The water level of the Tama River exceeded dangerous level because of the heavy rain by Typhoon Fitow. Rainfall rates peaked at 66 mm/h (2.5 in/h) in Miyagi Prefecture and the highest accumulation was 694 mm in Tokyo. Twenty-nine people were rescued from sandbanks on the Tama River on September 7 after the storm impacted Japan with powerful winds and heavy rain. At least 80,000 people were left without power as high winds from Fitow knocked down power lines. A 76-year-old man was killed when a tree limb fell on him. Several homes were reportedly destroyed by the typhoon. Three people were killed and 87 others were injured by Fitow throughout Japan. Heavy rains triggered 527 landslides throughout the country. Fourteen structures were destroyed, 62 were damaged, and another 1,941 were affected. A total of 17,037 hectares of farmland was damaged or destroyed by Fitow.

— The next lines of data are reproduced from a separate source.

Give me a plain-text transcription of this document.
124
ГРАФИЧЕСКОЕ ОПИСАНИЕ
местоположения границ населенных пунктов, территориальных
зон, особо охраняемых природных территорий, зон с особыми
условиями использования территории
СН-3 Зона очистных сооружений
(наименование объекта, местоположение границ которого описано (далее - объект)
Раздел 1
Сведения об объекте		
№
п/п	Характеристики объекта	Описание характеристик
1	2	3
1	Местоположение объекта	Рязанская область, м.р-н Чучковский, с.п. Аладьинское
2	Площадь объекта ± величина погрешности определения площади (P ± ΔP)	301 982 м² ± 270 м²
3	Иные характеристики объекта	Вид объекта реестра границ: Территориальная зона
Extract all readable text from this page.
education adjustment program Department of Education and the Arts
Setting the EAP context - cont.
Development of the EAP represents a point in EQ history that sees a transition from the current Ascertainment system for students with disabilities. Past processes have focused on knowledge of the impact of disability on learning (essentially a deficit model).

About 1,113 km of roads, 1 km of railway, 14 ports, seven bridges, and six dykes were damaged. A total of 229,916 families were left without power at the height of the storm of which 4,010 also lost water supply. Nineteen ships sank during the storm. Agricultural losses amounted to $137 million (2007 USD). Total damages from the typhoon were estimated at $1 billion (2007 USD).

===Russia===
Fitow brought high winds, heavy rains, and large swells to parts of eastern Russia after transitioning into an extratropical cyclone. At least four villages, with a total population of 2,000, were affected by floods triggered by the remnants of the typhoon. In a 24‑hour span, some areas recorded rainfalls equivalent to a monthly rainfall total, causing numerous rivers to overflow their banks. Power was knocked out to several communities and a few roads and bridges were washed out by floods. Officials evacuated most of the residents in the flooded areas as a precaution.